Updated:
Longley Capital
Longley Capital is a San Diego-based private equity firm investing in enterprise technology via direct and co-investment strategies.
Longley Capital
Longley Capital runs a concentrated, stage-flexible strategy out of San Diego. The firm writes checks from seed through late-stage venture, blending direct investments with co-investments alongside established venture firms. Its investment activity is structured around a generalist technology mandate with observed density in enterprise software, cybersecurity, and applied artificial intelligence—sectors where the firm can underwrite contracted recurring revenue against early commercial traction. Deployment splits between seed-stage origination and growth-stage co-investment. On the early side, the firm participates in rounds typically sub-$5 million, often as a follow-on to accelerator programs or alongside angel syndicates. The larger co-investment book sits beside lead investors in Series B through late-stage rounds, allowing the firm to access companies that have cleared product-market-fit and regulatory risk. Confirmed portfolio positions include Island, the enterprise browser company, and Cyberhaven, a data protection platform, both backing the thesis that secure-by-default infrastructure layers command premium multiples. The firm maintains a lean operating model without disclosed satellite offices. No adjacent vehicles—philanthropic foundations, club structures, or real-asset arms—are publicly associated with the entity, keeping its mandate tightly bound to direct technology equity. Team size and total committed capital remain undisclosed, consistent with an investment office that has not sought a public institutional fundraise or wide placement-agent distribution. Longley Capital's structural differentiator is its co-investment-centric distribution model rather than a blind-pool fund. By building positions primarily through syndicated rounds, the firm avoids the headline risk of leading deals while retaining access to strict-allocation names that generalist funds often cannot reach. This posture creates a portfolio that tracks the top-quartile venture indices without requiring the origination infrastructure of a full-stack venture platform.
General information
Firm type
Private Equity
Year founded
—
AUM
Undisclosed
Location
Region
North America
Country
United States
City
San Diego
Corporate office
San Diego, CA, United States
Sector focus
Frequently asked questions
What is Longley Capital's investment strategy?
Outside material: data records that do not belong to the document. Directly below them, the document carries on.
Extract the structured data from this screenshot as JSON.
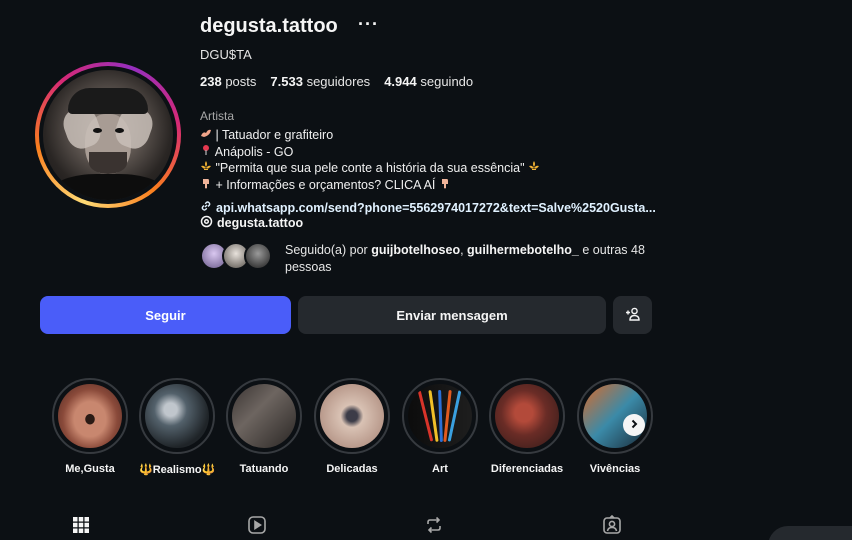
{
  "profile": {
    "username": "degusta.tattoo",
    "full_name": "DGU$TA",
    "stats": {
      "posts_count": "238",
      "posts_label": "posts",
      "followers_count": "7.533",
      "followers_label": "seguidores",
      "following_count": "4.944",
      "following_label": "seguindo"
    },
    "category": "Artista",
    "bio_lines": [
      "| Tatuador e grafiteiro",
      "Anápolis - GO",
      "\"Permita que sua pele conte a história da sua essência\"",
      "+ Informações e orçamentos? CLICA AÍ"
    ],
    "link": "api.whatsapp.com/send?phone=5562974017272&text=Salve%2520Gusta...",
    "threads_handle": "degusta.tattoo",
    "followed_by": {
      "prefix": "Seguido(a) por",
      "user1": "guijbotelhoseo",
      "sep": ",",
      "user2": "guilhermebotelho_",
      "suffix": "e outras 48 pessoas"
    }
  },
  "actions": {
    "follow_label": "Seguir",
    "message_label": "Enviar mensagem"
  },
  "highlights": [
    {
      "label": "Me,Gusta"
    },
    {
      "label": "🔱Realismo🔱"
    },
    {
      "label": "Tatuando"
    },
    {
      "label": "Delicadas"
    },
    {
      "label": "Art"
    },
    {
      "label": "Diferenciadas"
    },
    {
      "label": "Vivências"
    }
  ],
  "tabs": [
    {
      "icon": "grid-icon"
    },
    {
      "icon": "reels-icon"
    },
    {
      "icon": "repost-icon"
    },
    {
      "icon": "tagged-icon"
    }
  ],
  "colors": {
    "background": "#0c1014",
    "follow_button": "#4a5df9",
    "secondary_button": "#25292e",
    "link": "#e0f1ff"
  }
}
The firm runs a stage-flexible strategy spanning seed to late-stage venture, concentrating on enterprise technology companies. It blends direct origination at the seed stage with co-investments alongside lead venture firms in later rounds. The portfolio emphasizes companies with contracted recurring revenue and enterprise-grade security or infrastructure products. Sectors with observed density include cybersecurity, applied AI, and vertical SaaS.
Who manages investment decisions at Longley Capital?
The investment team and decision-making structure have not been publicly disclosed. The firm does not list principals, investment committee members, or a management team on its public-facing materials. As a lean private equity office, investment authority likely rests with one or two senior partners, but this cannot be confirmed from public sources.
Does Longley Capital participate in fund commitments or only direct deals?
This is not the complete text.